Sunday, June 19, 2011

When they say it’s not about the money, it’s about the money.

Some years ago, i worked with a fellow that was a legend in the local. He was physically strong, he enjoyed fighting, and wrestling. A lot of bosses look at us as beasts. The strong, athletic men are presumed to be work producers and are favored. Well, Jack was near retirement. He was strong still, he also was mean, clever, and quite bright. He was often emotionally vicious. He would ride men till they snapped. He made some cry. He liked revenge. Most of all, Jack liked Jack.

Now, Jack would do good for some, and sometimes without their realising or knowledge. He knew the difference between right and wrong, he just chose not to abide by it from time to time. If one tried to prevent him, scold him, shame him in refraining from bad behaviour, he would do what he wanted. He would show remorse, from time to time, and admit mistakes. He knew when to lie, and enjoyed it; but fundamentally he was honest, and he would unnecessarily be brutally frank and crude. Jack maintained he was a christian, some calvinist inspired Baptist. He did talk about ethics, and theology. He disagreed with catholicism, but he did not have venom for it.

He would also play up to his bosses. He would also, sometimes, act against his best interest when he enjoyed the action. He was very entertaining, when one was a spectator, and not a target. Jack was quite verbal. I have heard him speak with daggers. His tongue was like a blade thrust between the long and short rib. The authority figure would wince and fume, and silently vow for revenge, and wait for the moment.

Jack also liked money. In the morning, on company time, when he could, he would look at the stock listings and underline his holdings: past, present and future. Once there was down time at work, and he talked of retirement investments; and all these management tourists came by.

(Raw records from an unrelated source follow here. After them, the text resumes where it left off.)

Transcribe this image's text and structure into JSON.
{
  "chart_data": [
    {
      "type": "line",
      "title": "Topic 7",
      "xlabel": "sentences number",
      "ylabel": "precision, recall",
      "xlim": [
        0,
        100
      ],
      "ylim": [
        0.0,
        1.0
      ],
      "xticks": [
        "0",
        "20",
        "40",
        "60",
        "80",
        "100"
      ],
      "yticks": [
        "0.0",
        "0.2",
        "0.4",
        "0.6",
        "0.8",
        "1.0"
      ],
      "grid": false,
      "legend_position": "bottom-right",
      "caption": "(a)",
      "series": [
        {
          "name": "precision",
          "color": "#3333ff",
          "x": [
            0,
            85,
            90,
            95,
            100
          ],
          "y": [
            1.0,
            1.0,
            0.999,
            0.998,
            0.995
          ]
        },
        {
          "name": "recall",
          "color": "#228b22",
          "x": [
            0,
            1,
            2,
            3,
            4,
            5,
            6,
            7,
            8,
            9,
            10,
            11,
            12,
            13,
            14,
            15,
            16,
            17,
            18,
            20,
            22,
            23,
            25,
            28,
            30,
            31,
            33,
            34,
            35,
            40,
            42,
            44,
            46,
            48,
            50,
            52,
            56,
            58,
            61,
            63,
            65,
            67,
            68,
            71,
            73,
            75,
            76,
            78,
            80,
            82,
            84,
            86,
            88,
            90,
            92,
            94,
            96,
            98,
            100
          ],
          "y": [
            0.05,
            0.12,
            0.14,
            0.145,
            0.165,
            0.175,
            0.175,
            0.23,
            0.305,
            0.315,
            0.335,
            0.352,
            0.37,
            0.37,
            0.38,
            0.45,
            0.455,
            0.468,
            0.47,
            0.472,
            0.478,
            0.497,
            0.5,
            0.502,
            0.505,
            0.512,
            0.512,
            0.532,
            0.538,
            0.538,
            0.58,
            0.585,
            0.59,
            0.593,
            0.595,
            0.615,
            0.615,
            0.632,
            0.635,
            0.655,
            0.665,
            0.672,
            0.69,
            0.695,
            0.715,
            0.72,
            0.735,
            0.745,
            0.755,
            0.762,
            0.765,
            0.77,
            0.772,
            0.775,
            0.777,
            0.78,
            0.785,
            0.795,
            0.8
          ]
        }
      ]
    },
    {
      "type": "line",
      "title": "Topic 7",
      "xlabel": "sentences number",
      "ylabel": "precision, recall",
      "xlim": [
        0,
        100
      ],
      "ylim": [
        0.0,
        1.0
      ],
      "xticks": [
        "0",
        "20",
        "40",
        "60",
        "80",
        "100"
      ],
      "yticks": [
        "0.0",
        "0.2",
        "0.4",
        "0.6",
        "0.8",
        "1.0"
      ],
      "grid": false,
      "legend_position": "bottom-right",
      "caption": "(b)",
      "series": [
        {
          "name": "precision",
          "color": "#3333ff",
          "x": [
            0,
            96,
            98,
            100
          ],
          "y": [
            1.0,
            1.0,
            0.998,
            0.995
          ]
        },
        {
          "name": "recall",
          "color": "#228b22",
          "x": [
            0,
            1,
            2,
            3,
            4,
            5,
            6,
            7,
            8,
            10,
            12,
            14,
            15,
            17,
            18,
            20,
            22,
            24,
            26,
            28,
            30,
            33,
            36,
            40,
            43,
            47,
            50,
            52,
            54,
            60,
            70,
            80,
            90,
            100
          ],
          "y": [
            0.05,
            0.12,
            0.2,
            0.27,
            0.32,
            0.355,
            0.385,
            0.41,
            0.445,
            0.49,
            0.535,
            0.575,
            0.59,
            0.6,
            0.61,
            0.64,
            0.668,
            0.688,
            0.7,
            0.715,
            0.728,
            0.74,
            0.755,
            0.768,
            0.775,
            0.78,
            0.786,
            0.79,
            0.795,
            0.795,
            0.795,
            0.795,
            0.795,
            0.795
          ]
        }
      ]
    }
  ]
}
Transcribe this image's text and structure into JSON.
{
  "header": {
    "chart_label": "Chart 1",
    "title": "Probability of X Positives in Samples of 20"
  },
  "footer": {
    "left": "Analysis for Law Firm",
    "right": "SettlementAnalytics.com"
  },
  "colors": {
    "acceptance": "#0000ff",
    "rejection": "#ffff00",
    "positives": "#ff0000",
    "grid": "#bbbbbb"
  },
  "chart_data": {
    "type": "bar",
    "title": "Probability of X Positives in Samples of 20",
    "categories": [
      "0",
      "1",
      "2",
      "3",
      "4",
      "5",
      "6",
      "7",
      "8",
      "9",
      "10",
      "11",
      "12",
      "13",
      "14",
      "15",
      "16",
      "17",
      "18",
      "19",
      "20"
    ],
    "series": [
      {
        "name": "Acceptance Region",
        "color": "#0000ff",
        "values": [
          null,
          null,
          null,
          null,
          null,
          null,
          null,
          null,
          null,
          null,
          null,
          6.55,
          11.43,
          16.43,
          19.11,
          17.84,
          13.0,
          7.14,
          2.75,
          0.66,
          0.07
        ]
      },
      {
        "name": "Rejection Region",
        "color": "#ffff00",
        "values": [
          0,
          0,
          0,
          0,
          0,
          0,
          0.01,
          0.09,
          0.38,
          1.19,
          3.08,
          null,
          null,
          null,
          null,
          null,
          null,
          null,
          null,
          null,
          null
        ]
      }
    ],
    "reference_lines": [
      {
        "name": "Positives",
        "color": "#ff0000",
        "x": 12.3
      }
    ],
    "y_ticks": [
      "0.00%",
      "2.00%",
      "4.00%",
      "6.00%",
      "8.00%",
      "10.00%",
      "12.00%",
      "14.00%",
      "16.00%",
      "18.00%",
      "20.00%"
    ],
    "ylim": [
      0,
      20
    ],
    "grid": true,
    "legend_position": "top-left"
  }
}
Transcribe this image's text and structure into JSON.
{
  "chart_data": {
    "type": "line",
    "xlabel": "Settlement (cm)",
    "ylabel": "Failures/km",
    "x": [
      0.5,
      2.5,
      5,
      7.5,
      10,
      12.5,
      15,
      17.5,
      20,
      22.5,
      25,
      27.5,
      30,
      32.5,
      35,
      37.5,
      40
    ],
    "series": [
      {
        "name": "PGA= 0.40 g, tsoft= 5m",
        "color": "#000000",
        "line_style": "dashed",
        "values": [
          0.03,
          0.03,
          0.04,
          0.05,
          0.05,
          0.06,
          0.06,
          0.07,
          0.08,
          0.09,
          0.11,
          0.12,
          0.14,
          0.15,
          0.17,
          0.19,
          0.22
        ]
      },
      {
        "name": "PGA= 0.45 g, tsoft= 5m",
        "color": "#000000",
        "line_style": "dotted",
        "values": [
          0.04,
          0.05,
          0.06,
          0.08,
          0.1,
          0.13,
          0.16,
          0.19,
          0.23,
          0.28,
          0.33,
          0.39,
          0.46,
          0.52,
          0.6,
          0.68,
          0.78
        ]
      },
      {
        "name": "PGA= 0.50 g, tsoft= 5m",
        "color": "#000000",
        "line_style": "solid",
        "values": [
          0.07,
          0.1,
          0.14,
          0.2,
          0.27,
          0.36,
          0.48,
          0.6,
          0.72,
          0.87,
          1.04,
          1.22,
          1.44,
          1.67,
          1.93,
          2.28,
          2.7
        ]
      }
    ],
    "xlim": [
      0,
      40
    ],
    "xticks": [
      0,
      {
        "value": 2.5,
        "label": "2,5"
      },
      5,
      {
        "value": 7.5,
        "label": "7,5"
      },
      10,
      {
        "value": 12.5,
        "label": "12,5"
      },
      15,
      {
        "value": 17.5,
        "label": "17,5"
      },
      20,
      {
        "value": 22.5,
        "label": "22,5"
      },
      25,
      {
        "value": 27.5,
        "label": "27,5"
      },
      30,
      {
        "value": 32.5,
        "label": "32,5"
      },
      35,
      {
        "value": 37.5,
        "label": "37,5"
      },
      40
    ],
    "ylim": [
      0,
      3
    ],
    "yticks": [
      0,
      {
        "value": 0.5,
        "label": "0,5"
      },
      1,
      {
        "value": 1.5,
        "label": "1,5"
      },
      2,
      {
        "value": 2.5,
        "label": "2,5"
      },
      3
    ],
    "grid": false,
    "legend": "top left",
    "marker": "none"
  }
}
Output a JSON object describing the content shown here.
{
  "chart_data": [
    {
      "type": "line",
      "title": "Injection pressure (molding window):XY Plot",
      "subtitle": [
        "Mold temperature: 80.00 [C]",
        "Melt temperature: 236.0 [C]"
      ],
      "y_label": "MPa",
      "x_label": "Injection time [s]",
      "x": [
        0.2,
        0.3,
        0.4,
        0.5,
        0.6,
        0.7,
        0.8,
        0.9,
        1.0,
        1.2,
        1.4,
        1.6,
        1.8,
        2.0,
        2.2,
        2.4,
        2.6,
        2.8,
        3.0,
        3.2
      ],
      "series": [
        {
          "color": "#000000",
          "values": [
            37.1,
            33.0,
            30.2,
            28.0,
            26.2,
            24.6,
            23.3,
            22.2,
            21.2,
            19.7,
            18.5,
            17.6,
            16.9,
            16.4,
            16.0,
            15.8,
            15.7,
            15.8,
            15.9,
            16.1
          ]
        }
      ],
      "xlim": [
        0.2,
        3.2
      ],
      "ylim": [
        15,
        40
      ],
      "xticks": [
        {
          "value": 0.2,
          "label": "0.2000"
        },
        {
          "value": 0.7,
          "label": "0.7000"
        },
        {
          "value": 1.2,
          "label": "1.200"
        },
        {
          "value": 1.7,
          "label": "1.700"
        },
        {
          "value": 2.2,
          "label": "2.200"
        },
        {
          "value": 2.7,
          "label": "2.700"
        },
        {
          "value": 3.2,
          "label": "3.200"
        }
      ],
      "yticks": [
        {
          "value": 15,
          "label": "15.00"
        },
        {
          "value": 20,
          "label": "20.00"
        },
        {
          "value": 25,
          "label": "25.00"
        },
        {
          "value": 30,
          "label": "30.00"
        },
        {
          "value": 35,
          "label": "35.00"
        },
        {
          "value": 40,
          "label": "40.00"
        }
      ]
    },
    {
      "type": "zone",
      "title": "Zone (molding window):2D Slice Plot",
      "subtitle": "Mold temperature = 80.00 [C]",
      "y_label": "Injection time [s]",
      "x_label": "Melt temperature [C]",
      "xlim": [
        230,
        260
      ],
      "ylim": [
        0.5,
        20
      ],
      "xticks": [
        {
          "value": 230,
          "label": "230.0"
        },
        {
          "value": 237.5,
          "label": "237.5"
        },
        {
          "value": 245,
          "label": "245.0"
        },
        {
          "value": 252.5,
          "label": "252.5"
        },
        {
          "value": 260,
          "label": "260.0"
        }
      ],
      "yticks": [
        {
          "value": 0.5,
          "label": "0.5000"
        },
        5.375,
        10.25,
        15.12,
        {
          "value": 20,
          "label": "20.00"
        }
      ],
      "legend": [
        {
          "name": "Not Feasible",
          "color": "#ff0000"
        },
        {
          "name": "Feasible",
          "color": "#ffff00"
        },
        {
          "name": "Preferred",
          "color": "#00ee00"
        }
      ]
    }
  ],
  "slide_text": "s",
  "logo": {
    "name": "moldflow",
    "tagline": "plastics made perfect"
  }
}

They were pissed; work was at a stand still (conditions, reasons and circumstances explained why; they dont care why), and labor was talking finance.

On another occasion, before my acquaintance, I forget the tales intro. Jack and someone had an argument. Jack said, “It’s not about the money”. He thought about it. The next day he came in, and he said, “It is about the money”. When they say its not about the money, its about the money.
It’s not about the money, Steve!” yelled Bishop Lennon, slamming his hand on the table.*
That was said in Lennons last job. In Cleveland, other than the joy of power, it has been all about the money.

Now, there were financial problems in Cleveland diocese five years ago. They were not Boston size, they were smaller. The sex scandals cost money. There was much theft and embezzlement of monies—far more than the press cared to know about.

The church suppressions were decided on the basis of how to accumulate the most cash now. This overlapped, very well, in the ethnic cleansing of parishes. Many of these parishes had financial resources, property and goods, and no debt.

We are approaching the end of the fiscal year, and the exact anniversary of the last closure. Lennon announced to the press, at Holy Name and Saint Vincent, on 15 June a capital campaign for $125,000,000. Now, what the press did not tell you: is this campaign had been delayed in implementation. Lennon wanted this earlier, overlapping the suppressions. He had brought this up to to all his priests summoned for conference. Several priests advised against it, people were upset it would not fly. This was repeated.

The figure has been pared down, greatly. A kickback apparatus was devised. The kickback was increased. The kickback is 30% of the parish goal, and 70% of the amount over the goal. Also, all new parish fundraising [say for building projects] separate to this is prohibited. A bishop can do this canonically, though it is high-handed, at best.
‘Rooted in Faith Capital Campaign’ is a title used in some dioceses already. A $75 million ‘Rooted in Faith — Forward in Hope’ Capital Campaign was announced in Arlington, Virginia in May 2002. Peoria had one beginning in 2004. San Jose, California had a $100 million campaign in 2005 called, ‘Rooted in Faith Embracing our Future’. Some of these campaigns were designed, at least in part, by Guidance In Giving, Inc. There can be variations and combinations. The diocese has an annual charities campaign. There are other funds.

If one were to look at details, one would see that the implementation of the capital campaign, ‘Rooted in Faith - Forward in Hope’ has parish contributions, and ‘leadership gifts’. These latter, are from wealthy donors that have been cultivated. Now, part of this campaign was in effect before June 15th, ‘pilot parishes’ were engaged for the initial campaign; and campaign is the right word for it: a systematic course of aggressive activities for some specific purpose: a sales campaign.

Now that is mostly the how, what is the why? One must see that Lennon wanted to QUICKLY procure much money upon his arrival in town. He still does.
*Steve Josoma, pastor St. Susanna, Dedham Massachusetts.
p. 111 Jason Berry. Render Unto Rome. 2011.